Wang e seus colegas escreveram que suas descobertas não eram surpreendentes “porque as principais fontes de carboidratos em uma alimentação tipicamente ocidental são comidas muito processadas com grandes quantidades de amido refinado ou açúcar” que podem aumentar o risco de doenças cardiovasculares independentemente das gorduras saturadas.

Acredita-se que a inflamação crônica seja a principal causa subjacente das várias doenças com taxas de mortalidade ligadas à alimentação com excesso de gordura saturada. A inflamação crônica de baixo nível promove arteriosclerose, levando ao entupimento das artérias com colesterol e preparando o corpo para ataques cardíacos e derrames. O mesmo processo afeta artérias no cérebro e pode resultar em demência vascular, uma causa comum de perda de memória.

Por outro lado, uma alimentação ao estilo mediterrâneo, rica em óleo de oliva e castanhas, mas relativamente baixa em gorduras saturadas não apenas protege o coração, mas também tem causado melhoras nas funções cognitivas e pode reduzir o risco de doença de Alzheimer, segundo um relatório produzido em Barcelona no ano passado.

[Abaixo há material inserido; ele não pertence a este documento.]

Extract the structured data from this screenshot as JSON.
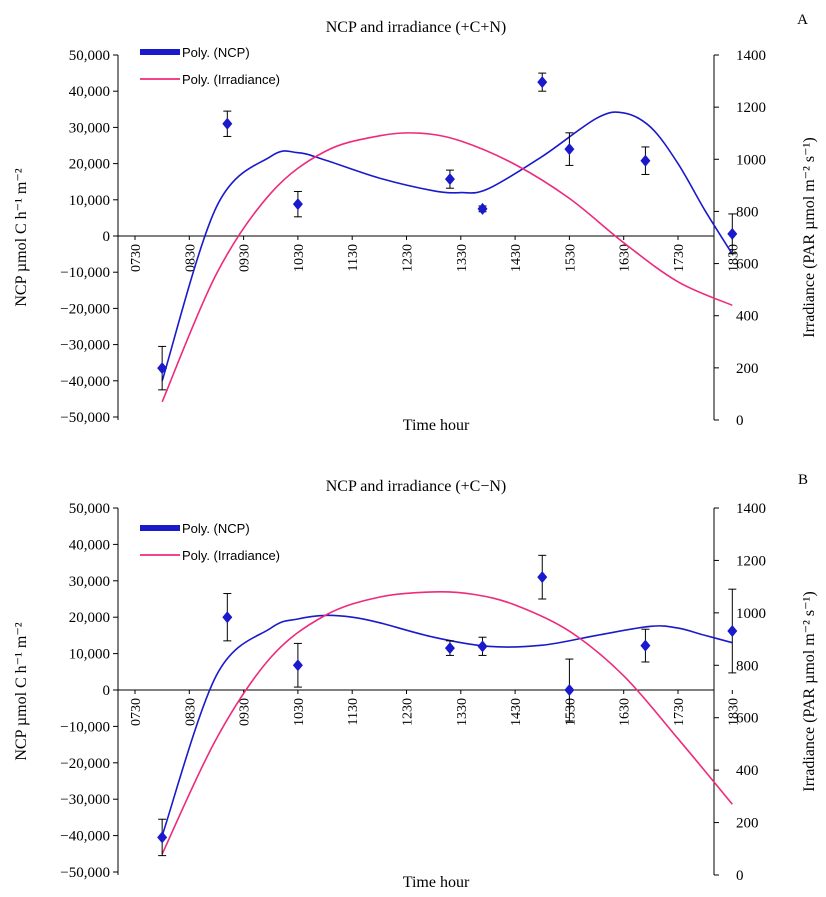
{
  "chart_data": [
    {
      "type": "scatter",
      "panel_label": "A",
      "title": "NCP and irradiance (+C+N)",
      "xlabel": "Time hour",
      "ylabel": "NCP µmol C h⁻¹ m⁻²",
      "y2label": "Irradiance (PAR µmol m⁻² s⁻¹)",
      "x_ticks": [
        "0730",
        "0830",
        "0930",
        "1030",
        "1130",
        "1230",
        "1330",
        "1430",
        "1530",
        "1630",
        "1730",
        "1830"
      ],
      "y_ticks": [
        "50,000",
        "40,000",
        "30,000",
        "20,000",
        "10,000",
        "0",
        "−10,000",
        "−20,000",
        "−30,000",
        "−40,000",
        "−50,000"
      ],
      "y2_ticks": [
        "1400",
        "1200",
        "1000",
        "800",
        "600",
        "400",
        "200",
        "0"
      ],
      "ylim": [
        -50000,
        50000
      ],
      "y2lim": [
        0,
        1400
      ],
      "legend": [
        "Poly. (NCP)",
        "Poly. (Irradiance)"
      ],
      "legend_position": "top-left",
      "series": [
        {
          "name": "NCP",
          "kind": "points-with-error-bars",
          "color": "#1a1acc",
          "x": [
            8.0,
            9.2,
            10.5,
            13.3,
            13.9,
            15.0,
            15.5,
            16.9,
            18.5
          ],
          "y": [
            -36500,
            31000,
            8800,
            15700,
            7500,
            42500,
            24000,
            20800,
            600
          ],
          "err": [
            6000,
            3500,
            3500,
            2500,
            800,
            2500,
            4500,
            3800,
            5500
          ]
        },
        {
          "name": "Poly. (NCP)",
          "kind": "trendline",
          "color": "#1a1acc",
          "x": [
            8.0,
            9.0,
            10.0,
            10.5,
            11.0,
            12.0,
            13.0,
            13.5,
            14.0,
            15.0,
            16.0,
            16.5,
            17.0,
            17.5,
            18.0,
            18.5
          ],
          "y": [
            -40000,
            8000,
            22000,
            23000,
            21000,
            16000,
            12500,
            12000,
            13000,
            22000,
            32500,
            34000,
            30000,
            20000,
            7000,
            -5000
          ]
        },
        {
          "name": "Poly. (Irradiance)",
          "kind": "trendline",
          "axis": "right",
          "color": "#ee2a7b",
          "x": [
            8.0,
            9.0,
            10.0,
            11.0,
            12.0,
            12.75,
            13.5,
            14.5,
            15.5,
            16.5,
            17.5,
            18.5
          ],
          "y": [
            70,
            560,
            870,
            1030,
            1090,
            1100,
            1070,
            980,
            850,
            680,
            530,
            440
          ]
        }
      ]
    },
    {
      "type": "scatter",
      "panel_label": "B",
      "title": "NCP and irradiance (+C−N)",
      "xlabel": "Time hour",
      "ylabel": "NCP µmol C h⁻¹ m⁻²",
      "y2label": "Irradiance (PAR µmol m⁻² s⁻¹)",
      "x_ticks": [
        "0730",
        "0830",
        "0930",
        "1030",
        "1130",
        "1230",
        "1330",
        "1430",
        "1530",
        "1630",
        "1730",
        "1830"
      ],
      "y_ticks": [
        "50,000",
        "40,000",
        "30,000",
        "20,000",
        "10,000",
        "0",
        "−10,000",
        "−20,000",
        "−30,000",
        "−40,000",
        "−50,000"
      ],
      "y2_ticks": [
        "1400",
        "1200",
        "1000",
        "800",
        "600",
        "400",
        "200",
        "0"
      ],
      "ylim": [
        -50000,
        50000
      ],
      "y2lim": [
        0,
        1400
      ],
      "legend": [
        "Poly. (NCP)",
        "Poly. (Irradiance)"
      ],
      "legend_position": "top-left",
      "series": [
        {
          "name": "NCP",
          "kind": "points-with-error-bars",
          "color": "#1a1acc",
          "x": [
            8.0,
            9.2,
            10.5,
            13.3,
            13.9,
            15.0,
            15.5,
            16.9,
            18.5
          ],
          "y": [
            -40500,
            20000,
            6800,
            11500,
            12000,
            31000,
            0,
            12200,
            16200
          ],
          "err": [
            5000,
            6500,
            6000,
            2000,
            2500,
            6000,
            8500,
            4500,
            11500
          ]
        },
        {
          "name": "Poly. (NCP)",
          "kind": "trendline",
          "color": "#1a1acc",
          "x": [
            8.0,
            9.0,
            10.0,
            10.5,
            11.0,
            11.5,
            12.0,
            13.0,
            14.0,
            15.0,
            16.0,
            17.0,
            17.5,
            18.0,
            18.5
          ],
          "y": [
            -40000,
            4000,
            17000,
            19500,
            20500,
            20000,
            18500,
            14500,
            12000,
            12300,
            15000,
            17500,
            17000,
            15000,
            13000
          ]
        },
        {
          "name": "Poly. (Irradiance)",
          "kind": "trendline",
          "axis": "right",
          "color": "#ee2a7b",
          "x": [
            8.0,
            9.0,
            10.0,
            11.0,
            12.0,
            13.0,
            13.75,
            14.5,
            15.5,
            16.5,
            17.5,
            18.5
          ],
          "y": [
            80,
            520,
            830,
            990,
            1060,
            1080,
            1070,
            1030,
            930,
            760,
            520,
            270
          ]
        }
      ]
    }
  ]
}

Dietas ricas em carne vermelha e processadas foram repetidamente ligadas a um aumento do risco de desenvolver câncer de cólon. E um estudo ainda em curso com jovens enfermeiros, patrocinado pela Escola de Saúde Pública de Harvard, está explorando evidências de que um consumo maior de gorduras saturadas (assim como uma grande quantidade de carboidratos simples) pode aumentar o risco de câncer de mama no período anterior à menopausa.

As gorduras saturadas não são iguais, o que é uma boa notícia para os amantes do chocolate. O ácido esteárico, a gordura saturada do chocolate escuro, não aumenta o colesterol prejudicial à saúde. E há espaço para uma indulgência ocasional –se você comer de maneira saudável na maior parte do tempo.